Directions

We can think about some goals more clearly when we realize they’re more like directions than destinations.

Health is like this: I don’t reach a point where I’m done being healthy, or getting healthier. It’s an ongoing process in a complex and changing system. I might decide to start exercising three times a week. If I do that for six months, will I be healthy?

Maybe healthier. But never sufficiently healthy that I can simply stop thinking about my health. Never “done”.

Exercising three times a week for six months? That’s a destination. But it’s a destination in the service of the greater goal of heading in a direction. After those six months, I reevaluate: I’ve tried doing thing x to head in the general direction of better health. Now I ask myself some questions: Am I as healthy as I want to be now? Am I doing enough? Could I do less? Could I do more? What if I stop entirely? Should I try something different, like exercising differently, or eating better?

This is course correction with a moving target. It doesn’t have to happen every six months. It can happen much more frequently. And that’s good, because not only does my health change as time passes, but my opinion about what “healthy” looks like also changes. And that’s not a thing I can really control. So I might want to take a hard right turn tomorrow based on some new information.

Enough about health. This direction/destination idea isn’t exclusive to health. This is a useful and interesting pattern that also exists elsewhere.

Personally, there are other general things I work toward that fit this pattern: better relationships, better parenting, more productivity, better financial security, spending my time in more pleasurable and fulfilling ways.

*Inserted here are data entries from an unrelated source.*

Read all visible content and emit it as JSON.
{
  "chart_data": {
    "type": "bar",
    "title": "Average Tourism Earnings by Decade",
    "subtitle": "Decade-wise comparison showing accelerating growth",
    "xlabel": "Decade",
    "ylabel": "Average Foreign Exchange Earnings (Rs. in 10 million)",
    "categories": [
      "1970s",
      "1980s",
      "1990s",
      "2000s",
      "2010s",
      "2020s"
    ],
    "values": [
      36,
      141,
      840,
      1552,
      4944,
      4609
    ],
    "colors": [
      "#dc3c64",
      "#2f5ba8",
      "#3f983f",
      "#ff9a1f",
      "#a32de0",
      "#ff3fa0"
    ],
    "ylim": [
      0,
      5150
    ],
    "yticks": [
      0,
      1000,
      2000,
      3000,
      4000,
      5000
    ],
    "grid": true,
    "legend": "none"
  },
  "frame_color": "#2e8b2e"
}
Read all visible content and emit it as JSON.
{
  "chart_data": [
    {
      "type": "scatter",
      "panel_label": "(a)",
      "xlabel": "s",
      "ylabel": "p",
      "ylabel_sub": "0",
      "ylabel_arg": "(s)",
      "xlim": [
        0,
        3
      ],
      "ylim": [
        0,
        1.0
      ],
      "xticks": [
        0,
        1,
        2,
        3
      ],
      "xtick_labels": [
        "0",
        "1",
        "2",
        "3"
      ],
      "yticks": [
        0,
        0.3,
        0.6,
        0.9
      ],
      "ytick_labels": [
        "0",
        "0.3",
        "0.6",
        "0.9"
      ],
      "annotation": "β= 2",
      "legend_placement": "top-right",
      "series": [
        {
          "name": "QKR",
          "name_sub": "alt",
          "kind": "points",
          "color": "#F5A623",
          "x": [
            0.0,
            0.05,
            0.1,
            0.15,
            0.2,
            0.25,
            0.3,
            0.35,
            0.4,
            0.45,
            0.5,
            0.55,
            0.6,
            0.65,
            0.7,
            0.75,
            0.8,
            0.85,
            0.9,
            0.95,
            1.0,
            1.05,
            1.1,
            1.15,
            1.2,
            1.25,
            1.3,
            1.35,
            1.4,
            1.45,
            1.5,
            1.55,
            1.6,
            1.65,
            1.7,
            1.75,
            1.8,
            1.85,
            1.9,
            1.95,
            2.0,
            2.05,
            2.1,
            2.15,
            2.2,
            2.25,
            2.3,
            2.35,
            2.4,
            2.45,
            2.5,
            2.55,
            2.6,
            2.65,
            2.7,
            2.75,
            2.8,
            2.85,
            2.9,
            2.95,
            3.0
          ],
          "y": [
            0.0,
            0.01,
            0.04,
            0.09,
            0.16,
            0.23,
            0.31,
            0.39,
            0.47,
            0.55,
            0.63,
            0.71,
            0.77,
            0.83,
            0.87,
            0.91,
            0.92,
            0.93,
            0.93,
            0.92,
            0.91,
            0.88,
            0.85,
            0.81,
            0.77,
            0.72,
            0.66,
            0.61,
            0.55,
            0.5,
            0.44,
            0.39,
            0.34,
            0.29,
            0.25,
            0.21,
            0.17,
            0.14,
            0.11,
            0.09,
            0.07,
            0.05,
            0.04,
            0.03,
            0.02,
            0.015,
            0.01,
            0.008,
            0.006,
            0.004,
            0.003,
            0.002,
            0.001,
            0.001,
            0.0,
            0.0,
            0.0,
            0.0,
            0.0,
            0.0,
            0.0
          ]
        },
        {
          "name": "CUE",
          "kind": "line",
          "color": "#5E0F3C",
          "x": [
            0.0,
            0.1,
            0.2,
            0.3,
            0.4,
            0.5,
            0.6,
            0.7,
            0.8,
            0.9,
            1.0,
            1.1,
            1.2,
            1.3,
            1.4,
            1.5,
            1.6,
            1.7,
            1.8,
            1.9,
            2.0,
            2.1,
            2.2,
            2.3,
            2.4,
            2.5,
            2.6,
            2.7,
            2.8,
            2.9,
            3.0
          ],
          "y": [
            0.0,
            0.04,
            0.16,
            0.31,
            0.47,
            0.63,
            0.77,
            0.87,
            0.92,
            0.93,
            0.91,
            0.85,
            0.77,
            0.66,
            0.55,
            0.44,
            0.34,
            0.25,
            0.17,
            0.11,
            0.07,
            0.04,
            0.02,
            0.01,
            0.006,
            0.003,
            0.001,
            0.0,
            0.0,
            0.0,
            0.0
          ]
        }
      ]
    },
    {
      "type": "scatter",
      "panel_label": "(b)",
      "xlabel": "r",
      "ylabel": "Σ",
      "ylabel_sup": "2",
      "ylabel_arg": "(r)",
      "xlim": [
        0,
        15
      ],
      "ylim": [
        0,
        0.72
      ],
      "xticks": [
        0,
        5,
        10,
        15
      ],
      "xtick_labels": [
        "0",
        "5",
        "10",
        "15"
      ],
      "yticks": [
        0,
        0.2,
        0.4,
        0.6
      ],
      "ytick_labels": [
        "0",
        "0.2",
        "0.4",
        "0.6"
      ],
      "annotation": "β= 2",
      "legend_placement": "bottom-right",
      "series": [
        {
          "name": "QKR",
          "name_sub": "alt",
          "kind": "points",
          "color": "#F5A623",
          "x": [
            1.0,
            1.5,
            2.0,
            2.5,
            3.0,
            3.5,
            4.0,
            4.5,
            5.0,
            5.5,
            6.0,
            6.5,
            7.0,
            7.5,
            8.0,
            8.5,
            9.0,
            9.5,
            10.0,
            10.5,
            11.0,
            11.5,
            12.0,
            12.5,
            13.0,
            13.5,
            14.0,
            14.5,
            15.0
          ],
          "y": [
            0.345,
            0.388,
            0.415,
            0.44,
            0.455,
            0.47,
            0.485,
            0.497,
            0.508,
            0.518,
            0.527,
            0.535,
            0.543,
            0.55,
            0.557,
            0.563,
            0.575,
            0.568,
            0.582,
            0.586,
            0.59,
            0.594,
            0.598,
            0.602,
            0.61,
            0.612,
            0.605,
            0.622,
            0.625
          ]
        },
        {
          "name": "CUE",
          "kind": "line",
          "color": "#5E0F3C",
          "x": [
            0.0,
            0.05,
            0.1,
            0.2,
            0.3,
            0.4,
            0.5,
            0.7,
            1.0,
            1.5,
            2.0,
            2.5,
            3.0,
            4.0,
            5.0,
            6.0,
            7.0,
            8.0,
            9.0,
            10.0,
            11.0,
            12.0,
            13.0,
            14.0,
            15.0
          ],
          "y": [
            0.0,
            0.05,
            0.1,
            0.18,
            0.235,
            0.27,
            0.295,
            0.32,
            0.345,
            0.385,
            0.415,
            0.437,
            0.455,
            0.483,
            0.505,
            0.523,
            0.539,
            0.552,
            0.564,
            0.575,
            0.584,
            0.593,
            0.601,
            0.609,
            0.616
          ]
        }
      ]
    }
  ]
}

Beyond personally, into the professional realm: High software quality is a direction and not a destination. A good team is, too — it’s something that changes over time, so it’ll never be done and can constantly be evaluated with an eye toward improvement along whatever vectors you decide. You might think of a meritocratic organization as something you continually strive for, too. Or a diverse organization. Even being a profitable organization is a moving target.

Beyond professionally, into the realm of government and society: Both liberty and social equality are fundamentally direction-based, not destinations that’ll ever be reached. (In the US, at least, we seem to be involved in a constant negotiation among groups with different ideas about which of those directions is more important (among other things). That negotiation itself looks like course correction with a moving target.)

We do our best, we learn, we try to get better. Don’t let your destination-goals lead you to lose sight of the direction-goals they’re meant to serve.